'Don't ask, don't tell' federal court case set to start
As the Pentagon continues studying the impact of repealing its "don't ask, don't tell" policy, a federal court case starting Tuesday in California will consider whether the policy banning gays and lesbians from openly serving in uniform is constitutional.
A six-year legal fight by the Log Cabin Republicans culminates today in Riverside, Calif., where the group's lawyers will argue that the the gay ban violates due process and free speech protections. The group has about 19,000 members and supports "fairness, freedom and equality for gay and lesbian Americans," according to its Web site.
"We're trying to have the whole statute thrown out," said lead attorney Dan Woods. Over the course of the two week trial, Woods plans to call several expert witnesses and at least five former service members, who will tell the court how they were discharged under the policy for reasons unrelated to their performance.
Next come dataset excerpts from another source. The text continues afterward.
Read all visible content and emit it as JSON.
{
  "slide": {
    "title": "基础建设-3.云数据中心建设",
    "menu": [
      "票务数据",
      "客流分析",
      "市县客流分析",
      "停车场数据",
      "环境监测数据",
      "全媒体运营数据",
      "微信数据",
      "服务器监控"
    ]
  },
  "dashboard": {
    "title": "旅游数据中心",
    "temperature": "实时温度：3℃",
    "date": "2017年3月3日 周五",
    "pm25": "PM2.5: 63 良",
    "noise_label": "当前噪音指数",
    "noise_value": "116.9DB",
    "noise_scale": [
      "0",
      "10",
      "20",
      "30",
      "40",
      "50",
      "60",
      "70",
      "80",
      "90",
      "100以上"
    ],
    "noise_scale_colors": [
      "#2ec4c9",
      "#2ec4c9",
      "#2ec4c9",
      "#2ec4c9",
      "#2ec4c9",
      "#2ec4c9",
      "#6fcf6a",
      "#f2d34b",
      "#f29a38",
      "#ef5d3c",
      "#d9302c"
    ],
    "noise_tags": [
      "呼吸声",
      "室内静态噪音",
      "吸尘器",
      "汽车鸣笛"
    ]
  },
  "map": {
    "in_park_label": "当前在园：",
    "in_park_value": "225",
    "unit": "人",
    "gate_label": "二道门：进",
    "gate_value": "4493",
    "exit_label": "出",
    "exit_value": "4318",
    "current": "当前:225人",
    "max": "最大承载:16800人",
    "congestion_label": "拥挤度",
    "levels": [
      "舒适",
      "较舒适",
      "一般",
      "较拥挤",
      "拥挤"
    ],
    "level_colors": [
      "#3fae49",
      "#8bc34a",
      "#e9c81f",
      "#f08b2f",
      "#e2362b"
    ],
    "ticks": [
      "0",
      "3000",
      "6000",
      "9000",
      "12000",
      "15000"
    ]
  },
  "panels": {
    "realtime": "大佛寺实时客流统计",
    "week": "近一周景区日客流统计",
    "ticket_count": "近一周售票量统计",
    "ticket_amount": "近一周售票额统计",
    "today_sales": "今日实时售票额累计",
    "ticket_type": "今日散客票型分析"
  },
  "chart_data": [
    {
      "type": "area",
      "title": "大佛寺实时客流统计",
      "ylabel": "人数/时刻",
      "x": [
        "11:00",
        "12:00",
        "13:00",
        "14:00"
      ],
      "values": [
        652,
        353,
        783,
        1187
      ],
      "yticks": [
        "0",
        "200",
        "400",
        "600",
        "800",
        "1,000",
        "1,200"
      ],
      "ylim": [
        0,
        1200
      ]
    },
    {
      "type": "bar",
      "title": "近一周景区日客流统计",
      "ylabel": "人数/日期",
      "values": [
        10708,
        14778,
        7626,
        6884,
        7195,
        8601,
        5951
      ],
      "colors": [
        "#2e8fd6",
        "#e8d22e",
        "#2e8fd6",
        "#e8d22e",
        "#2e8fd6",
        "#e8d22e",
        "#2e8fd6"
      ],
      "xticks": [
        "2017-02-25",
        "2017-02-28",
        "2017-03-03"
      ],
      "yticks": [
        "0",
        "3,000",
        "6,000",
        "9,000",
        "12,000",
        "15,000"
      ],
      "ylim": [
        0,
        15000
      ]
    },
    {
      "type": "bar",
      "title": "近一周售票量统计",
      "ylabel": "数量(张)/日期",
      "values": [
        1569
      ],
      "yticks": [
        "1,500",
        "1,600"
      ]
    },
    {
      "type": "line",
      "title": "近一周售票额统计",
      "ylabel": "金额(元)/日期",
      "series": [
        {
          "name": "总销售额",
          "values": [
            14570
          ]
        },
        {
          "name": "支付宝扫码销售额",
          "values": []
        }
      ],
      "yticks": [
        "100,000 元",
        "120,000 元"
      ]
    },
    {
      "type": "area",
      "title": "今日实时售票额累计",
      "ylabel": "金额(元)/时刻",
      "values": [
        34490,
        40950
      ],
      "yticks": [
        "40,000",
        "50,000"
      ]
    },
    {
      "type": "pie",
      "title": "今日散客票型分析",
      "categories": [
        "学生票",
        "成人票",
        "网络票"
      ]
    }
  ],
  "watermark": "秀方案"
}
At least one heterosexual service member also is expected to testify about how working with gay men made no difference in his military service, Woods said.
The judge in the case decided last week that the case could proceed despite government objections. Justice Department lawyers will argue that LCR has failed to identify any of its members personally harmed by the gay ban and that the group's claims of unconstitutionality fail under court precedent, according to government court briefs.
But the case once again puts government lawyers in the awkward position of defending a policy impeding gay rights that the Obama administration hopes to one day end.
"The Justice Department is defending the statute, as it traditionally does when acts of Congress are challenged," said spokeswoman Tracy Schmaler. "The president believes and has repeatedly affirmed that 'don't ask, don't tell' is a bad policy that harms our national security and undermines our military effectiveness, because it requires the discharge of brave Americans who wish to serve this country honorably. The president and his administration are working with the military leadership and Congress to repeal this law."
Tuesday's trial comes only days after a Boston federal judge struck down a major part of the Defense of Marriage Act as it applies to Massachusetts. Justice Department lawyers are expected to appeal the ruling, despite President Obama's stated opposition to the 1996 law.
The Pentagon last week defended its ongoing study of "don't ask, don't tell" as copies of a questionnaire sent to about 400,000 active duty and reserve troops leaked to the media. Defense Secretary Robert Gates has assured gay and lesbian troops that the survey will protect their privacy, and says the study is necessary to help the Pentagon complete its review, which is due to Obama by Dec. 1.